I found that request validation did not work on my PC, which meant that it behaves differently with our web servers. After some experiments, it seems that Glimpse is the reason (the version with Glimpse has not yet gone live, so the servers are working fine).
eg. this malicious url:
http://website/?foo=<script>
... should cause the following error:
The potentially dangerous Request.QueryString value was detected by the client (foo = "<script>").
However, as soon as Glimpse is registered in the "modules" section of web.config, the request is not checked ( even if Glimpse is disabled ), leaving the site open for cross-site scripting attacks (XSS).
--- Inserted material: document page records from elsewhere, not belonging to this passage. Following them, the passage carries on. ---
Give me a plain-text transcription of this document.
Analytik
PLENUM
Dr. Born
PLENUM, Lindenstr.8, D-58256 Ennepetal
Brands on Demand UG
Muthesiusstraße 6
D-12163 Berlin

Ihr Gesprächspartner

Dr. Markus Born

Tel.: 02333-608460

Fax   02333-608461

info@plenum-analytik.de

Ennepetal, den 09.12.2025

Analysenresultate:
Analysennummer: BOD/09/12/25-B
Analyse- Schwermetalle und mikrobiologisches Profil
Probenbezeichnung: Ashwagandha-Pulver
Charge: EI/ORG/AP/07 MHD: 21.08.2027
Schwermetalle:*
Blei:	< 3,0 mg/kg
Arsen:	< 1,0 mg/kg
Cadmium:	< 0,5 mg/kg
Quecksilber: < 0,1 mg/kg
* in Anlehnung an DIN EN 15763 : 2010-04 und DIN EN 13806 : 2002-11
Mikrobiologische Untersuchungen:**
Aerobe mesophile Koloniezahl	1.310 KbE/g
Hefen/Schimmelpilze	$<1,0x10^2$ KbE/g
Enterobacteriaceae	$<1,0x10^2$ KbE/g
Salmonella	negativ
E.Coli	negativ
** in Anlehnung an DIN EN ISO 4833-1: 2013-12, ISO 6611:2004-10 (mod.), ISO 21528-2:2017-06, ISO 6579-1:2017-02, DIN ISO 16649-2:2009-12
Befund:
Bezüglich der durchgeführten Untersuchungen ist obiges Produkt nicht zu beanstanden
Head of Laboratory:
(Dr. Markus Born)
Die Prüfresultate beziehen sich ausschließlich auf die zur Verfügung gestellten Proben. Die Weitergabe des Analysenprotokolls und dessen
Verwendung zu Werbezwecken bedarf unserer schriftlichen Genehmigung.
If I delete the line that Glimpse registers, then checking the request immediately works fine: In in IIS 7.5 it looks like this:
<system.webServer>
<modules>
<add name="Glimpse" type="Glimpse.AspNet.HttpModule, Glimpse.AspNet" preCondition="integratedMode" />
</modules>
Is there a way to fix this, or is it a bug in Glimpse?
Update 1:
Now I checked that the problem occurs if I do a new installation of Glimpse in an unrelated project (ASP.NET 4.5.1 works), so this is not incompatible with the original project. I did not change any settings, I just installed it from NuGet, and the problem was immediately obvious.
I also noticed that I looked in by installing <glimpse defaultRuntimePolicy="Off" />in Web.config, then request validation also starts as usual.